Take Note of Your Magnesium Intake
Magnesium is a really freaking important mineral that is responsible for everything from blood pressure regulation to your heart rhythm. It’s also touted as an anti-inflammatory, and can help reduce some of the symptoms associated with an overworked lymphatic system. Foods rich in Magnesium include dark chocolate, avocados, almonds, spinach, tofu, bananas, pumpkin seeds and legumes.
In addition to curbing inflammatory foods and getting enough exercise, talk to your doctor about a proper dosage of magnesium as part of your vitamin regimen.
Get Lots of Sleep
I know we sell mattresses here at Avocado, but seriously, sleep is incredibly important. When you’re sleep-deprived, all kinds of funky things can happen, from hormonal imbalances to blood pressure issues, even migraines and irregular menstrual cycles.
Get at least seven hours of sleep every night, and don’t be ashamed to nap if you have to. Sleep deficits are a very real thing, and your body doesn’t want any part of them.
Get Regular Massages
Massages are fantastic for stress relief, circulation, muscle tension — you name it. There’s a reason more and more insurance policies are starting to cover this therapy: it really does work.
Massage is a fantastic way to stimulate your lymph nodes, particularly as you feel illness setting in. Talk to your massage therapist about what you’re feeling, and she’ll give you a massage that literally boosts your immune system function.
Try Infrared Treatments
Infrared light treatments are crazy good for inflammation. This type of light penetrates deep in your skin, penetrating a few millimeters into subdermal muscle tissue to provide relief from aches and pains.

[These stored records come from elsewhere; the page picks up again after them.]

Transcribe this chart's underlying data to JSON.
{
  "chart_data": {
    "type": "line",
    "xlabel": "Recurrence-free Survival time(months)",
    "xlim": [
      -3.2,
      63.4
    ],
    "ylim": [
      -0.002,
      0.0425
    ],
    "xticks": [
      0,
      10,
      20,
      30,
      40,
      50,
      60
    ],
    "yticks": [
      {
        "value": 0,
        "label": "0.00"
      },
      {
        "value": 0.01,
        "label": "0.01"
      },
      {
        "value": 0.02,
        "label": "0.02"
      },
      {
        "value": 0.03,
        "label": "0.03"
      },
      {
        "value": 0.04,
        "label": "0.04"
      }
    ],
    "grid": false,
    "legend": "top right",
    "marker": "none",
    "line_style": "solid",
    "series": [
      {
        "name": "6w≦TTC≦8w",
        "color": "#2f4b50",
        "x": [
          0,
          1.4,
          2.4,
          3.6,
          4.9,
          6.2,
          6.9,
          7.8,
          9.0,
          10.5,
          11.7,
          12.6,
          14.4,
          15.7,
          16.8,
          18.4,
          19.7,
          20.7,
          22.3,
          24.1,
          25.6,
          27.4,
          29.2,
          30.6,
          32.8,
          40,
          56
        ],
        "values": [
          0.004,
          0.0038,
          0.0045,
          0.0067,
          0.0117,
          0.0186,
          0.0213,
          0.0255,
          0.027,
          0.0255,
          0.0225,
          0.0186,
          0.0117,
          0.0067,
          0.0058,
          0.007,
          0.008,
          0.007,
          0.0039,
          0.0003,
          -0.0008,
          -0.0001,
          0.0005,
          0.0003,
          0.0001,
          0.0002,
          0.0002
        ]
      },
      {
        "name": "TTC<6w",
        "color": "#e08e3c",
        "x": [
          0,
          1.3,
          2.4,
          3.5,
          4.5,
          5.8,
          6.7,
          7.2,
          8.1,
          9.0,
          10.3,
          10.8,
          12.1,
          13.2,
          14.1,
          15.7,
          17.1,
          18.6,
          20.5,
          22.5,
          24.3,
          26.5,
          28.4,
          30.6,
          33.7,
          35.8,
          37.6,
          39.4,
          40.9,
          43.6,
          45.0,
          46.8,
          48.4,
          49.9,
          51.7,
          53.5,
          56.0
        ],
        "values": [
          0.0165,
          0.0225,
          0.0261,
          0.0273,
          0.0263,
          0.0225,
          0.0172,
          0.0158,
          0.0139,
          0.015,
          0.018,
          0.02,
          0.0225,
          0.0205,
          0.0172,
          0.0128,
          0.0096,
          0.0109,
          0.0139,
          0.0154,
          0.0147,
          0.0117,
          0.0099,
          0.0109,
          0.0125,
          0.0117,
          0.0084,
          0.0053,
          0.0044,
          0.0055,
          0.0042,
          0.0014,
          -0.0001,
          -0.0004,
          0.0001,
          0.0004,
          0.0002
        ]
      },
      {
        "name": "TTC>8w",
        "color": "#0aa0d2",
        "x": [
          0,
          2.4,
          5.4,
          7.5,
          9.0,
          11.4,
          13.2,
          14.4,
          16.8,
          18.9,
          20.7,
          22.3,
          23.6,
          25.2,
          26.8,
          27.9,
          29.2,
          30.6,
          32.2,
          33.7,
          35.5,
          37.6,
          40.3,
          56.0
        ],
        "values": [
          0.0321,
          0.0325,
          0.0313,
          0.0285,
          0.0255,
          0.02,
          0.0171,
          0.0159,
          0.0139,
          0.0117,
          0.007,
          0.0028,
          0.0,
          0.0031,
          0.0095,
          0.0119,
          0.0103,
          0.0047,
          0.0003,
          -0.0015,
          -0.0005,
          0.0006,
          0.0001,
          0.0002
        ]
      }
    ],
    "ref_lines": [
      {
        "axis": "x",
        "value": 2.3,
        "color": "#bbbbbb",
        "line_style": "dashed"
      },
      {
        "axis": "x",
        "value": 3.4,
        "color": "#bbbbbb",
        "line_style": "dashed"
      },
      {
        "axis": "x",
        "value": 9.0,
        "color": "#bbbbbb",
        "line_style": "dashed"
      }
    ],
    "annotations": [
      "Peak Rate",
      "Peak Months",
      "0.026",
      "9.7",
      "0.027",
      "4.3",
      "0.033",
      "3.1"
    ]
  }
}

Infrared therapy is a cell rejuvenator that kickstarts your body’s cellular regeneration process, and it can be really beneficial for getting your lymphatic system firing on all cylinders again.
Kiss Being Sick Goodbye
Take care of your lymphatic system, and it will take care of you. As the season of runny noses and piles of tissues approaches, understanding how this system works and taking care of it could save you a lot of miserable sinus headaches.
Get your sleep, eat well, and treat your body to some restorative therapies — your lymph nodes will thank you for the assist.